We're part way through a multi-day marathon of the entire 5 or 6-season run of Game of Thrones on cable, and it's been on non-stop for the last couple of days, downstairs in this small cabin. Periodically I go and get some lunch or dinner, and make sure my husband is still breathing, in front of the TV.
No doubt about it — this is quality programming, and I've seen all the episodes (and read the books). Upstairs at my writing desk, where I can hear snatches of the dialogue, much of the music, and all of the screaming, I'm having no trouble following along with the episodes as they go by.
This is having two effects on my writing…
I am oh-so-glad that George R R Martin is not the god of my personal universe
When novels first became popular in the 16th/17th century, readers felt that they held up a mirror to life. My opinion is: yes, and no.
Yes, in that the characters must emulate real people, or the story they tell has no foundation, no reality, and is nothing but fable, with puppets moved at whim by the author.
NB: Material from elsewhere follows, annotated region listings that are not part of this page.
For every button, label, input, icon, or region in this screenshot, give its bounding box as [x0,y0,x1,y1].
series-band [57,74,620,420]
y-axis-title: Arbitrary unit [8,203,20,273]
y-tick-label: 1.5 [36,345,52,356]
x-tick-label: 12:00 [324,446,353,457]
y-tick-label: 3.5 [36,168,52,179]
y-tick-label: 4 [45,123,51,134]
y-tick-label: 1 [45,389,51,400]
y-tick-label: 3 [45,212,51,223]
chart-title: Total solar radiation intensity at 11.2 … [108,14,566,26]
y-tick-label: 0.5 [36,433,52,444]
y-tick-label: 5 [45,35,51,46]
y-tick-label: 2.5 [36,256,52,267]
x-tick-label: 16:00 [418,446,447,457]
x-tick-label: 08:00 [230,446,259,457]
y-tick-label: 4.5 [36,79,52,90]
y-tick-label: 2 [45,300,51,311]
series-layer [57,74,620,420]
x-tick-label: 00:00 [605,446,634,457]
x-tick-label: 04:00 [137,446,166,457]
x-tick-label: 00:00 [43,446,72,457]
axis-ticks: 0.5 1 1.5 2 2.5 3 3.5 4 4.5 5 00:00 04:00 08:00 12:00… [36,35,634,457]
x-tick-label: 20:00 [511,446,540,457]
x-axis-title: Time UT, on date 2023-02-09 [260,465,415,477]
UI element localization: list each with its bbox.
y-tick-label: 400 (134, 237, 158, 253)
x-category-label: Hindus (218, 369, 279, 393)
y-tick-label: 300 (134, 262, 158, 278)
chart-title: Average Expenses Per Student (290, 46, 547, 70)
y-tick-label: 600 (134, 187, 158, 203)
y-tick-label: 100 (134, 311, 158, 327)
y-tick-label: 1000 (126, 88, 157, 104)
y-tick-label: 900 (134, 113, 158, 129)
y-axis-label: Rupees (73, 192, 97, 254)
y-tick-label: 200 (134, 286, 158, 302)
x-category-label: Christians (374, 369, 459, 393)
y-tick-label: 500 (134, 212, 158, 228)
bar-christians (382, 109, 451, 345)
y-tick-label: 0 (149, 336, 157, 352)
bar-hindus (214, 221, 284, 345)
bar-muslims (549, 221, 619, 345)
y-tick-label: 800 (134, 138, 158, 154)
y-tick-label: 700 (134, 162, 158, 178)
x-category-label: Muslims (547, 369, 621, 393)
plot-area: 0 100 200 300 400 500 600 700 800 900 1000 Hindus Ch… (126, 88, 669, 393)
No, in that the author is the god of his created world, and it is only a pretense to abdicate that responsibility. It is not fate that kills his characters, or accident, or evil — it is the author's pen, disclaim it how he may. Even when writing a novelized version of historical events, the author cannot help but take sides, offer explanations, create a reality where the events make some sort of fictional sense. It's his story, and he has shaped it as he wants it.